Parabéns à CESE pela resistência, pela forte ancestralidade, pelo fortalecimento e proteção aos povos quilombolas. Onde a política pública não chega, a CESE chega para amenizar os impactos e viabilizar a permanência das pessoas, das comunidades. Que isso seja cada vez mais potente, mais presente e que a gente encontre, junto à CESE, cada vez mais motivos para resistir e esperançar.
A luta antirracista é o grande mote das nossas ações que tem um dos principais objetivos o enfrentamento ao racismo religioso e a violência, que tem sido crescente no estado do Maranhão. Por tanto, a parceria com a CESE nos proporciona a construção de estratégias políticas e de ações em redes, nos apoia na articulação com parcerias que de fato promovam incidência nas políticas públicas, proposições institucionais de enfrentamento a esse racismo religioso que tem gerado muita violência. A CESE nos desafia na superação do racismo institucional, como o grande vetor de inviabilização e da violência contra as religiões de matrizes africanas.
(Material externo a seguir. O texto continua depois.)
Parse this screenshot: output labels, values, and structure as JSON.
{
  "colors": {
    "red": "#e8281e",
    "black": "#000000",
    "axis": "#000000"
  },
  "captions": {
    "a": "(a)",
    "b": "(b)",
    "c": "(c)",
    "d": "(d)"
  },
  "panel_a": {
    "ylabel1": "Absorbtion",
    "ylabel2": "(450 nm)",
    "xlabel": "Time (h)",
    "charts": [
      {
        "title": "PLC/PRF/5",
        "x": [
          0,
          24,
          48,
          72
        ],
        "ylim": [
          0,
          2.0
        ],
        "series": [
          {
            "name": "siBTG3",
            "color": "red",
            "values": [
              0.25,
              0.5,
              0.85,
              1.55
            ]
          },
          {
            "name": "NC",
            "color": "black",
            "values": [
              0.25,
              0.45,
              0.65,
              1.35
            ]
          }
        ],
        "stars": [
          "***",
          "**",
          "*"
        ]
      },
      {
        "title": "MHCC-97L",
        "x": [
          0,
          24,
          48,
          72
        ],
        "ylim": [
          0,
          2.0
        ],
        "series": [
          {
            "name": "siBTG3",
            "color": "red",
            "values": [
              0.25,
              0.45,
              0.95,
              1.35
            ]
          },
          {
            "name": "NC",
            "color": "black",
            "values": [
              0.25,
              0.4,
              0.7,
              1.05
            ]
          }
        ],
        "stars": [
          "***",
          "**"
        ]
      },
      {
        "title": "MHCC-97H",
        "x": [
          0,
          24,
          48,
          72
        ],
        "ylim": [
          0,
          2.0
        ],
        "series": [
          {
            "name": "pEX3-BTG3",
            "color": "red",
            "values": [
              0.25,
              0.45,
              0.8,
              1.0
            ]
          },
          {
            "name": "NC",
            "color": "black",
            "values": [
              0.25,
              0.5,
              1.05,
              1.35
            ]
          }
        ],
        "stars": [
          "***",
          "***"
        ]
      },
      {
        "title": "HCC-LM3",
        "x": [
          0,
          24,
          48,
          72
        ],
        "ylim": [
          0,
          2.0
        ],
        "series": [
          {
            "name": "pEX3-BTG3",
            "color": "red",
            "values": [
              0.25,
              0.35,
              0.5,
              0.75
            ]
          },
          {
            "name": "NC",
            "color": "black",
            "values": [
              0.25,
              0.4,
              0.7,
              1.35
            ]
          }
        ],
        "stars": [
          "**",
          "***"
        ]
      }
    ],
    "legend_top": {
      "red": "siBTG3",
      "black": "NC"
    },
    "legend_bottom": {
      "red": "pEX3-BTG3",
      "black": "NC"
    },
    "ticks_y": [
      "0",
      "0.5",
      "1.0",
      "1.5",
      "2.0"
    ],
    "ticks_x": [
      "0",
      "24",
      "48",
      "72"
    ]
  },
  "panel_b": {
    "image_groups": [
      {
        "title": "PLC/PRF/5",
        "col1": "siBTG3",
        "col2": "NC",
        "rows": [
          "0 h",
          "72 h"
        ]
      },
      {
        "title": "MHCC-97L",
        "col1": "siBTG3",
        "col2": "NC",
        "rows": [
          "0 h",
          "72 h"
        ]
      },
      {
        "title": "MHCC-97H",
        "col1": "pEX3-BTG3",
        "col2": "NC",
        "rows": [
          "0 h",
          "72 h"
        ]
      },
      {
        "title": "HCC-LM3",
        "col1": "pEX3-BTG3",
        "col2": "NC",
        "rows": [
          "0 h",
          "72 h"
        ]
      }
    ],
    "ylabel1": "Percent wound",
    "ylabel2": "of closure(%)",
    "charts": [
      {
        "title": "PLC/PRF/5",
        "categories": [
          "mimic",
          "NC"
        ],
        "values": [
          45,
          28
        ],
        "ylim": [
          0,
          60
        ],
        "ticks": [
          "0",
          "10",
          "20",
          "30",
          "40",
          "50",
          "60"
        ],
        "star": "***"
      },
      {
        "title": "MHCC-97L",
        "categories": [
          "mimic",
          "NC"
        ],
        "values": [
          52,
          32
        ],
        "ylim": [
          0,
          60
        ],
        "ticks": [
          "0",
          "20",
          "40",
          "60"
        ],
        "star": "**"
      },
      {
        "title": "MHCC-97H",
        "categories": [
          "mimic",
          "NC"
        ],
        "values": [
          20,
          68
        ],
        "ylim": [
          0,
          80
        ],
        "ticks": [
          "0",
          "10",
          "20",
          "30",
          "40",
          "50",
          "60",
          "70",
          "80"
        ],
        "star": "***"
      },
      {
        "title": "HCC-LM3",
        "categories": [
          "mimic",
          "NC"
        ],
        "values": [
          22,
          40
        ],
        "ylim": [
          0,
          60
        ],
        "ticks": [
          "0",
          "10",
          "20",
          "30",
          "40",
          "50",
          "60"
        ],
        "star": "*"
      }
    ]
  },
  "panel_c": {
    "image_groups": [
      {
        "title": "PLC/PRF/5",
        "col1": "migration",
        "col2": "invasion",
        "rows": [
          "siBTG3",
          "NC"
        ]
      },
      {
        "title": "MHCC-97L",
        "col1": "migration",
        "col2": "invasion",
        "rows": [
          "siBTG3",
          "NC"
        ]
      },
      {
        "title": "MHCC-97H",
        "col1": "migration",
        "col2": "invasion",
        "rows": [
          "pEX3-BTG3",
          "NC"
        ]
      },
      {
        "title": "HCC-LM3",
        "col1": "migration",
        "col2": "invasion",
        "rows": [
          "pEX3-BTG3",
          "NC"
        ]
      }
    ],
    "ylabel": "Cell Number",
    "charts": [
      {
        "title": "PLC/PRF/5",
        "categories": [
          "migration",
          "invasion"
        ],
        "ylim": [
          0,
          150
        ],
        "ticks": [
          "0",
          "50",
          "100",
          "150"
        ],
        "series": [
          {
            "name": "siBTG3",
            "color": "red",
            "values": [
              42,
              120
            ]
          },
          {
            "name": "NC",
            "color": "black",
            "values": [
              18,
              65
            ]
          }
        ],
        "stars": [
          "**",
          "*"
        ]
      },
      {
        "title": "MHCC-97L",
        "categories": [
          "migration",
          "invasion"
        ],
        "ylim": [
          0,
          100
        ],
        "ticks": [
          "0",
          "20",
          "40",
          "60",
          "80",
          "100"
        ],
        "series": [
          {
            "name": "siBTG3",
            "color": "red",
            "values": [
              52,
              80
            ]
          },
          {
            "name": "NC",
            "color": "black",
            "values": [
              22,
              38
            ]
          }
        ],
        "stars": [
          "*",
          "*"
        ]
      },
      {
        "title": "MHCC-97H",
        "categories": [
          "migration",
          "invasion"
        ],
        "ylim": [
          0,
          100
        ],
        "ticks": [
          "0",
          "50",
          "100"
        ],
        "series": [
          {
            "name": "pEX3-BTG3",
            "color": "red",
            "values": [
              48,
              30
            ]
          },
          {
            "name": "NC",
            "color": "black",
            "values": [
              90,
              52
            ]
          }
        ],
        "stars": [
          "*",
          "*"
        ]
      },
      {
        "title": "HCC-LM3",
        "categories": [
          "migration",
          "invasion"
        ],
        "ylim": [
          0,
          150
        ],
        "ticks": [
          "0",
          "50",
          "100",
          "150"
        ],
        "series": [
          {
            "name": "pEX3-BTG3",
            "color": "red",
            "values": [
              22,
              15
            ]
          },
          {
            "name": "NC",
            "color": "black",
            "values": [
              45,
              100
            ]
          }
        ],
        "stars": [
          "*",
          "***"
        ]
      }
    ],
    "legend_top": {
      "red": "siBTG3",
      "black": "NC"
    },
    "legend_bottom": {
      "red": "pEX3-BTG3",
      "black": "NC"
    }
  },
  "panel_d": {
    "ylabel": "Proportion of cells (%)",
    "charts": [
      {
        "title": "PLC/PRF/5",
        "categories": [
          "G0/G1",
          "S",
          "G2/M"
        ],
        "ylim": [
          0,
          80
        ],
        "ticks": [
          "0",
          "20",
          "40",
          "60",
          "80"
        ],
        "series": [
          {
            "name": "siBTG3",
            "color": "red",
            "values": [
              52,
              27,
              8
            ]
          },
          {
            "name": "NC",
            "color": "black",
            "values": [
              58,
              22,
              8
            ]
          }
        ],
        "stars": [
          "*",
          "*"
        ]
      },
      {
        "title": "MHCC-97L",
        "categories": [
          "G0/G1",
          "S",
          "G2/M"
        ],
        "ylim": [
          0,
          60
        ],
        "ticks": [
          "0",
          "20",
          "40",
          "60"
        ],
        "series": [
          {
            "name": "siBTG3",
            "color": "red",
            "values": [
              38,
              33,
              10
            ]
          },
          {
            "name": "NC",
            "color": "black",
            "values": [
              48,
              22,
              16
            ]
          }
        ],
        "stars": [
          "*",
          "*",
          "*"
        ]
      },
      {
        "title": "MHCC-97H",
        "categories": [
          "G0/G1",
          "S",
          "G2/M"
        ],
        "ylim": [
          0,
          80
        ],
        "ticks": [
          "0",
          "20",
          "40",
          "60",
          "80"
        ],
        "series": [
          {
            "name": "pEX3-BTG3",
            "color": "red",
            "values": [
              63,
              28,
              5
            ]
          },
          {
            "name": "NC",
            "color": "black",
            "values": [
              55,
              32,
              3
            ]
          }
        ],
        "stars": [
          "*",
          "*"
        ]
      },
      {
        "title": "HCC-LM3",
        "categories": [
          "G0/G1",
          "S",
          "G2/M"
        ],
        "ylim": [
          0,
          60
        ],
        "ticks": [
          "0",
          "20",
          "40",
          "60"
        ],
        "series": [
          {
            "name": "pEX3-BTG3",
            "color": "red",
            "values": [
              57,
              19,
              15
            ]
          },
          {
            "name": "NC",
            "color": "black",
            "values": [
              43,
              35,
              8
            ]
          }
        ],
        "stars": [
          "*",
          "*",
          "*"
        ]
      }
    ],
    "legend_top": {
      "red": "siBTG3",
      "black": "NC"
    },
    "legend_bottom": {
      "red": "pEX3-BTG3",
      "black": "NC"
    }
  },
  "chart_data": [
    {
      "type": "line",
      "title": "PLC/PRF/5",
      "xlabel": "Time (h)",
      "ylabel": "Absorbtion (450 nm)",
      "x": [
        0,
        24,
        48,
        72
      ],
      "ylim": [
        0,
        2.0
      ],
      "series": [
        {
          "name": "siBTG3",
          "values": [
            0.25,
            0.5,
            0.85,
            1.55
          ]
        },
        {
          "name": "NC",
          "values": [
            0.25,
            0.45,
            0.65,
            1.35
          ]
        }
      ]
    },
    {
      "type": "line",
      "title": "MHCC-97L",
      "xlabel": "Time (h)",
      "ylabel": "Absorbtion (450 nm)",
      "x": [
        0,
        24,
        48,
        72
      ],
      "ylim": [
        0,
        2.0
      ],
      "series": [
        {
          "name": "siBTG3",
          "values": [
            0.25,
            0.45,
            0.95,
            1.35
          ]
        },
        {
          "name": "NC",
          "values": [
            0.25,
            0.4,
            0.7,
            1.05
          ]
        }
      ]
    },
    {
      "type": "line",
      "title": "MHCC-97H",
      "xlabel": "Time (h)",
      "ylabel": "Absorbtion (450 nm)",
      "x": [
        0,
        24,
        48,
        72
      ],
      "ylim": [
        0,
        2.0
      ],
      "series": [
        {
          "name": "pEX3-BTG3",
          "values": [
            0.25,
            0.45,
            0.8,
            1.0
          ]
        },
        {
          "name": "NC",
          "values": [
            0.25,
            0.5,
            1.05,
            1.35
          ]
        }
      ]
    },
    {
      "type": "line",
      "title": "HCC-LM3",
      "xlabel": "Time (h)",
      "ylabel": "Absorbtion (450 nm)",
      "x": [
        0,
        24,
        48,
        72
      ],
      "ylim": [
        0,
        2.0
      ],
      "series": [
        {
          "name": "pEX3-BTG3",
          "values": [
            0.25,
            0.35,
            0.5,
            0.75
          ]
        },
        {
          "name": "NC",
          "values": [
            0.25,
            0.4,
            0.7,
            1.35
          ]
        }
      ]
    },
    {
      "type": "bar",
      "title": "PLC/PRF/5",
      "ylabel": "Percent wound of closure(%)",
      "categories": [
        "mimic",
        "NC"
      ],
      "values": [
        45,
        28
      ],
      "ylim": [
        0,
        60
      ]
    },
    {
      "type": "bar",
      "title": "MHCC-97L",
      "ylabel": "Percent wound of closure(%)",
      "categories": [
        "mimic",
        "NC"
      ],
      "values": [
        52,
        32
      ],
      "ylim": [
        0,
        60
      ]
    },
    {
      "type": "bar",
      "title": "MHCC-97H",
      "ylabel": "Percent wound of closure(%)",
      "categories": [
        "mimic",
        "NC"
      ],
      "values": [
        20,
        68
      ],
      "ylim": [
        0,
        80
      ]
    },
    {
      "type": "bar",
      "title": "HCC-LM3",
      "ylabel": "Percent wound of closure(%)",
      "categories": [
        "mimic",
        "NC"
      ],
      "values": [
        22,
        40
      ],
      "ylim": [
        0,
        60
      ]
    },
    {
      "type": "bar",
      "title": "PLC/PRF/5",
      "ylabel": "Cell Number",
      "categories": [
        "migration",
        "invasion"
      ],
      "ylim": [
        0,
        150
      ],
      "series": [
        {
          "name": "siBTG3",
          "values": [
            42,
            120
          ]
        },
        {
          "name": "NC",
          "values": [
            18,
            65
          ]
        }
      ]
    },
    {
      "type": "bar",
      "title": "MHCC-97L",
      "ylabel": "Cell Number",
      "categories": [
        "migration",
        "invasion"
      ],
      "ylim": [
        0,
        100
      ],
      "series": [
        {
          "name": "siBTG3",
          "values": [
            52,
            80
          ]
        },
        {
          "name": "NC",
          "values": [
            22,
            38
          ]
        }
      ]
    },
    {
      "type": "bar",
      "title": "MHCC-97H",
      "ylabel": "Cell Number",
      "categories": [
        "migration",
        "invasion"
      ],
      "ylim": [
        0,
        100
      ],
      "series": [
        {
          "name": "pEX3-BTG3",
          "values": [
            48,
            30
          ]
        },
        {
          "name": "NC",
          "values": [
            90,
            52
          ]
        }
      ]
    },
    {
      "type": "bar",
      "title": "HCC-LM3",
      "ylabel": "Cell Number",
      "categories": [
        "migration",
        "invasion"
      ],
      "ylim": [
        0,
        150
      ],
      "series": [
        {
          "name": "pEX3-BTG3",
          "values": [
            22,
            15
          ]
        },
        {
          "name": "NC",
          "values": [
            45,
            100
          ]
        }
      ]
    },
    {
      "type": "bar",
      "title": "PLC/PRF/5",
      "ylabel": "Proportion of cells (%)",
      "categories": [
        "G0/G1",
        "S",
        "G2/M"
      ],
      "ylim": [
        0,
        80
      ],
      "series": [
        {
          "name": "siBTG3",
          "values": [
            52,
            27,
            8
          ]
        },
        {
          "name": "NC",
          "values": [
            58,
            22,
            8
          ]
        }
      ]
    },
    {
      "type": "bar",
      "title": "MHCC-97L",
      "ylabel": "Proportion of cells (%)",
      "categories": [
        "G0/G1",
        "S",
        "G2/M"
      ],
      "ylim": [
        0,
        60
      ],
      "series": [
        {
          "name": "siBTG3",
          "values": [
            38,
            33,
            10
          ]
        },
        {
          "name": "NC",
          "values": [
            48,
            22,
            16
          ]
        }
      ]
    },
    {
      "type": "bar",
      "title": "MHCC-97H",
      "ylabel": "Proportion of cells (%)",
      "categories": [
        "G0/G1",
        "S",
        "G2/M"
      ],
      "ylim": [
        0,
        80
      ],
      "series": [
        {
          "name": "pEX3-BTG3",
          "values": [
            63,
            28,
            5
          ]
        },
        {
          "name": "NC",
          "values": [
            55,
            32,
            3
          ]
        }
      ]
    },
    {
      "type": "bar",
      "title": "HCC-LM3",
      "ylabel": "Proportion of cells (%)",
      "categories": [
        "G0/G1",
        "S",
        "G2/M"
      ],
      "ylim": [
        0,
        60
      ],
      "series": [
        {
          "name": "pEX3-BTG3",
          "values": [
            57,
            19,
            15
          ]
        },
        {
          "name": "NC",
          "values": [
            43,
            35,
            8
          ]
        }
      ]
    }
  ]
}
A relação de cooperação entre a CESE e Movimento Pesqueiro é de longa data. O apoio político e financeiro torna possível chegarmos em várias comunidades pesqueiras no Brasil para que a gente se articule, faça formação política e nos organize enquanto movimento popular. Temos uma parceria de diálogos construtivos, compreensível, e queremos cada vez mais que a CESE caminhe junto conosco.